All other settings (dimension, provider, similarity threshold, semantic edge weight) are configured via the dashboard UI and stored in the graph backend.

## Full Docker stack

The included `docker-compose.yml` runs Neo4j and the AGIFT container (dashboard + cron worker):

```bash
docker compose up -d --build
```

Then open the dashboard at http://localhost:5050 and click "Full Pipeline" or "Graph Only".

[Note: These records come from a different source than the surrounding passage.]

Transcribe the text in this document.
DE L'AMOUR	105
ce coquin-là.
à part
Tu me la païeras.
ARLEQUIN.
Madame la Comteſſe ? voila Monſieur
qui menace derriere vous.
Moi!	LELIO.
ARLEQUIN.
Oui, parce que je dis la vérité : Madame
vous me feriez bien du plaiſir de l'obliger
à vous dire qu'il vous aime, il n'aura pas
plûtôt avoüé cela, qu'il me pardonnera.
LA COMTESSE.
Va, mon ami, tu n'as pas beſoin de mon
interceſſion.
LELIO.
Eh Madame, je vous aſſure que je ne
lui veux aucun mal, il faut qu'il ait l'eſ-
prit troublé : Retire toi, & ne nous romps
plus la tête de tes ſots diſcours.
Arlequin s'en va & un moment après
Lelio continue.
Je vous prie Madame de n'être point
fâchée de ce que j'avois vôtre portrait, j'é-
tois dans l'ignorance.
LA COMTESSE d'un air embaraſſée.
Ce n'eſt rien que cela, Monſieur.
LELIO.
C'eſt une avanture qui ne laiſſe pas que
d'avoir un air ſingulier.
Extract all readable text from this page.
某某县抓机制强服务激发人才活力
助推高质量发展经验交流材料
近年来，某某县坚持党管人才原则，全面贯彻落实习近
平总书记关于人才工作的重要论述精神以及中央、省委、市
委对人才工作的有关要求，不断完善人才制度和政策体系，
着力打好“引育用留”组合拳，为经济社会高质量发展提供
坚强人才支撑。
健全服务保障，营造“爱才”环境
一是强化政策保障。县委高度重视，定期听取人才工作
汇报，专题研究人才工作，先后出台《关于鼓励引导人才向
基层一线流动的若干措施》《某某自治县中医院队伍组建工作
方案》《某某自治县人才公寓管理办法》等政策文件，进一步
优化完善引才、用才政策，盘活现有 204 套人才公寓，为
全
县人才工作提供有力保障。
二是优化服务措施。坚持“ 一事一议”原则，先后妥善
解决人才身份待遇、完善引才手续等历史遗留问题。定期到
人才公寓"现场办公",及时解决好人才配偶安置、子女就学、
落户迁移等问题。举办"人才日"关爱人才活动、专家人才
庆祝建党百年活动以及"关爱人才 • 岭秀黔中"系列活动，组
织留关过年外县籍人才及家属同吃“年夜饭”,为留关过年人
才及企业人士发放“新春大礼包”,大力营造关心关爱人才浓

| Service | Port | Description |
|---------|------|-------------|
| Neo4j Browser | 7474 | Graph database UI |
| Neo4j Bolt | 7687 | Database protocol |
| AGIFT | 5050 | Dashboard, pipeline runner, cron worker |

The `AGIFT_MODE` env var controls container behaviour:

| Mode | Description |
|------|-------------|
| `dashboard` (default) | Gunicorn web server + optional cron |
| `worker` | Cron only, no web server |
| `cli` | Run pipeline once and exit |

## CLI usage

```bash
# Full pipeline (fetch + graph + embed + semantic edges)
agift

# Use CogDB instead of Neo4j
agift --backend cogdb
agift --backend cogdb --cogdb-dir /path/to/data

# Graph only (no embeddings)
agift --skip-embed --skip-semantic

# Local embeddings, 384 dimensions
agift --provider local --dimension 384

# Force re-embed all terms
agift --force-embed

# Custom similarity threshold for semantic edges
agift --threshold 0.65

# Faster run: skip alt label fetching
agift --skip-alt

# Dry run (fetch from API, no writes)
agift --dry-run
```

## Project structure

```
agift/
├── __init__.py              # Public API exports
├── backend.py               # GraphBackend abstract interface
├── neo4j_backend.py         # Neo4j backend implementation
├── cogdb_backend.py         # CogDB backend implementation
├── cli.py                   # CLI entry point + run_pipeline()
├── common.py                # Constants, backend factory, summary
├── fetch.py                 # TemaTres API fetching (concurrent)
├── graph.py                 # Schema setup + node/edge upsert
├── embed.py                 # Embedding providers (local + Isaacus)
├── link.py                  # Cosine similarity + semantic edges
Dockerfile                   # Unified image (dashboard + worker + CLI)
entrypoint.sh                # Container mode dispatch
docker-compose.yml           # Full stack (Neo4j + AGIFT container)
dashboard/
├── app.py                   # Flask dashboard + in-process pipeline
├── templates/index.html
import_agift.py              # Backward-compatible entry point
pyproject.toml
CHANGELOG.md                 # Version history (release notes source)
release.sh                   # Version bump + tag helper
LICENSE                      # Apache 2.0
```

## Data source

AGIFT is maintained by the National Archives of Australia and published via TemaTres at https://vocabularyserver.com/agift/

## License

Apache 2.0 — see [LICENSE](LICENSE).

## Publishing

This project uses a tag-based release workflow with a single CI definition:

- `ci.yml` is the single source of truth for lint, test, and Docker checks
- `publish.yml` calls `ci.yml` as a reusable workflow — no duplicated jobs

Pipeline sequence on tag push:
1. CI runs (lint + test + Docker tests)
2. Build PyPI package
3. Publish to PyPI
4. Build and push Docker image to Docker Hub (`deepcivic/agift`)
5. Create GitHub Release with changelog entry

To release:
1. Update `CHANGELOG.md` with a new version entry
2. Run `./release.sh 0.2.0` (updates `pyproject.toml`, commits, tags)
3. Push: `git push origin main --tags`

Secrets required in GitHub repo settings:
- `DOCKERHUB_USERNAME` and `DOCKERHUB_TOKEN` (repo-level secrets)
- PyPI trusted publishing is configured via OIDC (no secret needed)

## Changelog

See [CHANGELOG.md](CHANGELOG.md) for version history.